Burkey says it continues to be harder to get young women into science, technology, and engineering fields, though she is trying to change that at HP by describing roles in ways that will resonate, even for less experienced talent. For example, she notes that some women and other underserved prospects avoid the cyber industry because many of the job descriptions are loaded with technical requirements that seem to target middle-aged cyber professionals.
“I have a technical background, but I’m barely in the top 5 in CISO skills,” Burkey says of the various certifications and other requirements job postings include. “We need to change how we talk about these roles and the industry.”
Meanwhile, Burkey offers the following tips for women seeking to shine in leadership roles over the course of their careers.
Be your authentic self. As tempting as it may be to act like your colleagues to fit in, Burkey tells staff she mentors to be true to themselves. She learned this lesson early in her career while trying to act more like people that “didn’t look like me and act like me.”

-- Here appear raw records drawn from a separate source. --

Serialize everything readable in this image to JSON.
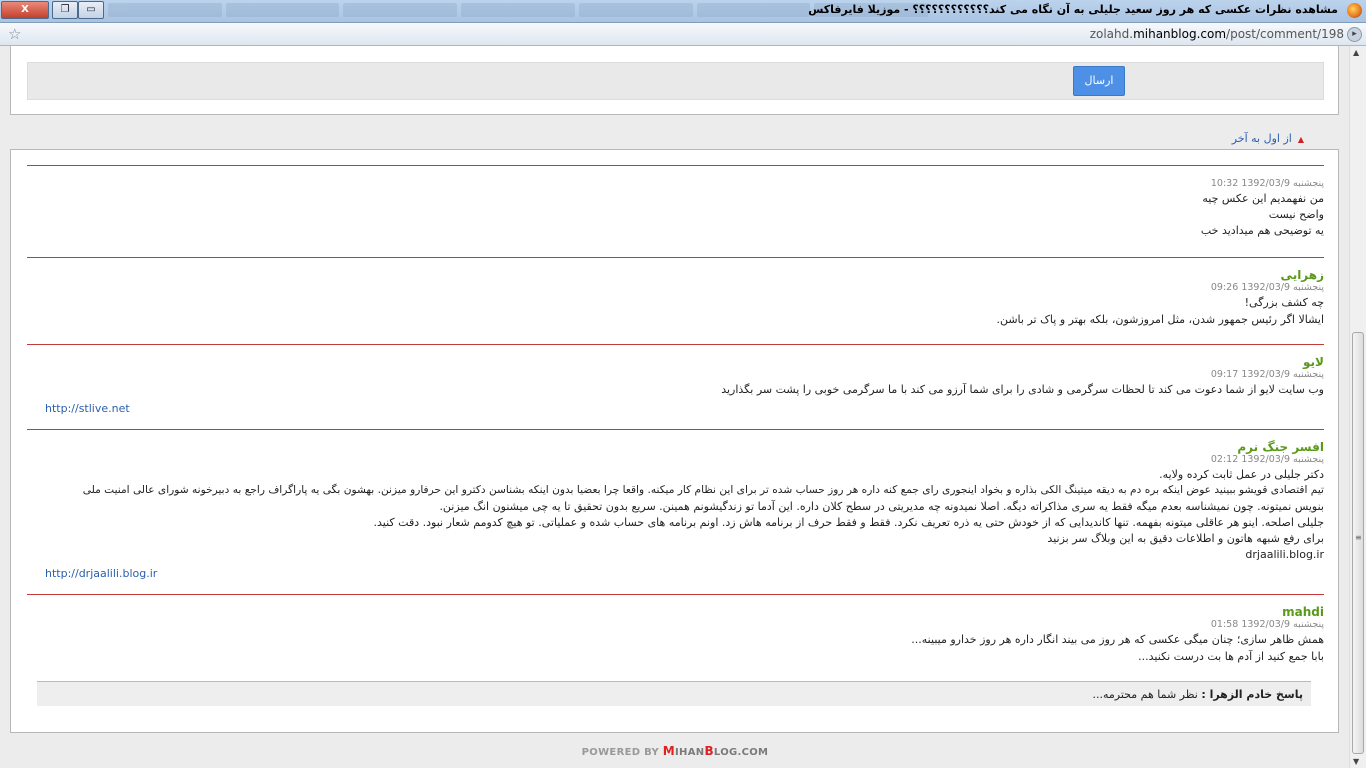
{
  "window": {
    "title": "مشاهده نظرات عکسی که هر روز سعید جلیلی به آن نگاه می کند؟؟؟؟؟؟؟؟؟؟؟؟ - موزیلا فایرفاکس",
    "close_label": "X",
    "restore_label": "❐",
    "minimize_label": "▭"
  },
  "urlbar": {
    "url_prefix": "zolahd.",
    "url_domain": "mihanblog.com",
    "url_path": "/post/comment/198"
  },
  "form": {
    "send_label": "ارسال"
  },
  "sort": {
    "label": "از اول به آخر"
  },
  "comments": [
    {
      "author": "",
      "date": "پنجشنبه 1392/03/9 10:32",
      "lines": [
        "من نفهمدیم این عکس چیه",
        "واضح نیست",
        "یه توضیحی هم میدادید خب"
      ],
      "link": ""
    },
    {
      "author": "زهرایی",
      "date": "پنجشنبه 1392/03/9 09:26",
      "lines": [
        "چه کشف بزرگی!",
        "ایشالا اگر رئیس جمهور شدن، مثل امروزشون، بلکه بهتر و پاک تر باشن."
      ],
      "link": ""
    },
    {
      "author": "لایو",
      "date": "پنجشنبه 1392/03/9 09:17",
      "lines": [
        "وب سایت لایو از شما دعوت می کند تا لحظات سرگرمی و شادی را برای شما آرزو می کند با ما سرگرمی خوبی را پشت سر بگذارید"
      ],
      "link": "http://stlive.net"
    },
    {
      "author": "افسر جنگ نرم",
      "date": "پنجشنبه 1392/03/9 02:12",
      "lines": [
        "دکتر جلیلی در عمل ثابت کرده ولایه.",
        "تیم اقتصادی قویشو ببینید عوض اینکه بره دم به دیقه میتینگ الکی بذاره و بخواد اینجوری رای جمع کنه داره هر روز حساب شده تر برای این نظام کار میکنه. واقعا چرا بعضیا بدون اینکه بشناسن دکترو این حرفارو میزنن. بهشون بگی یه پاراگراف راجع به دبیرخونه شورای عالی امنیت ملی",
        "بنویس نمیتونه. چون نمیشناسه بعدم میگه فقط یه سری مذاکراته دیگه. اصلا نمیدونه چه مدیریتی در سطح کلان داره. این آدما تو زندگیشونم همینن. سریع بدون تحقیق تا یه چی میشنون انگ میزنن.",
        "جلیلی اصلحه. اینو هر عاقلی میتونه بفهمه. تنها کاندیدایی که از خودش حتی یه ذره تعریف نکرد. فقط و فقط حرف از برنامه هاش زد. اونم برنامه های حساب شده و عملیاتی. تو هیچ کدومم شعار نبود. دقت کنید.",
        "برای رفع شبهه هاتون و اطلاعات دقیق به این وبلاگ سر بزنید",
        "drjaalili.blog.ir"
      ],
      "link": "http://drjaalili.blog.ir"
    },
    {
      "author": "mahdi",
      "date": "پنجشنبه 1392/03/9 01:58",
      "lines": [
        "همش ظاهر سازی؛ چنان میگی عکسی که هر روز می بیند انگار داره هر روز خدارو میبینه...",
        "بابا جمع کنید از آدم ها بت درست نکنید..."
      ],
      "link": ""
    }
  ],
  "reply": {
    "author": "پاسخ خادم الزهرا :",
    "text": " نظر شما هم محترمه..."
  },
  "footer": {
    "powered_prefix": "POWERED BY ",
    "brand_m": "M",
    "brand_ihan": "IHAN",
    "brand_b": "B",
    "brand_rest": "LOG.COM"
  }
}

Embrace lateral movement. Some people plot each step along their career, part of some master plan or goal, but Burkey says it’s okay to move laterally; you’ll acquire new skills at each stop. Burkey, for instance, worked in software engineering, R&D, product management and strategy, and several other roles before landing in cybersecurity leadership. She even once demoted herself from management because an individual contributor position intrigued her. “It can turn into an experience that you can draw on for the rest of your career,” Burkey says.

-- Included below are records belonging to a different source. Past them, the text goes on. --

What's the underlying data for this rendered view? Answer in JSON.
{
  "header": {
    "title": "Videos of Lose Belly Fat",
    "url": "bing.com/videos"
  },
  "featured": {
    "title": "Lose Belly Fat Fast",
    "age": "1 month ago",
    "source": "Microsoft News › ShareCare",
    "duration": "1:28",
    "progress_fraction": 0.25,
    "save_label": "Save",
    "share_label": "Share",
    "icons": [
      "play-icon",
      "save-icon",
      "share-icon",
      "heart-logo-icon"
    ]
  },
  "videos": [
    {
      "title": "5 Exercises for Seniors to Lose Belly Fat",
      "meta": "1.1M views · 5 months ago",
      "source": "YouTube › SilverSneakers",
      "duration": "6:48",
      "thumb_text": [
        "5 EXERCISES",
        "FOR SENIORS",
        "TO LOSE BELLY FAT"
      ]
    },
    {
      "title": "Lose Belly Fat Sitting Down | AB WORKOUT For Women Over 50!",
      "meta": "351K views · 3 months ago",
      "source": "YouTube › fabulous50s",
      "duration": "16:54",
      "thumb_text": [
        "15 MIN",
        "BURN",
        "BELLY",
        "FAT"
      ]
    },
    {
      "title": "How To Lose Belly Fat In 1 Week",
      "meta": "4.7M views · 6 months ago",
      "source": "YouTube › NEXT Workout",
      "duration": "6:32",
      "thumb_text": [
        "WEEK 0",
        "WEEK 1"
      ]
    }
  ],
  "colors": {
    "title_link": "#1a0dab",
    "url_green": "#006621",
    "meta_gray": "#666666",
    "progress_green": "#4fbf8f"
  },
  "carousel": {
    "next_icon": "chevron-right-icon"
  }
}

Network, network, network. Most people network for career opportunities, but you should also network to grow your knowledge because you will use it one day, Burkey says. Burkey has never held a financial role, but she made a point of networking with finance experts, which she says has provided her a working knowledge that has helped her not only manage her own cybersecurity budget but better speak to the business.
After all, cybersecurity is, like insurance and other sectors, about “maximizing business performance,” Burkey says. “It’s all about money.”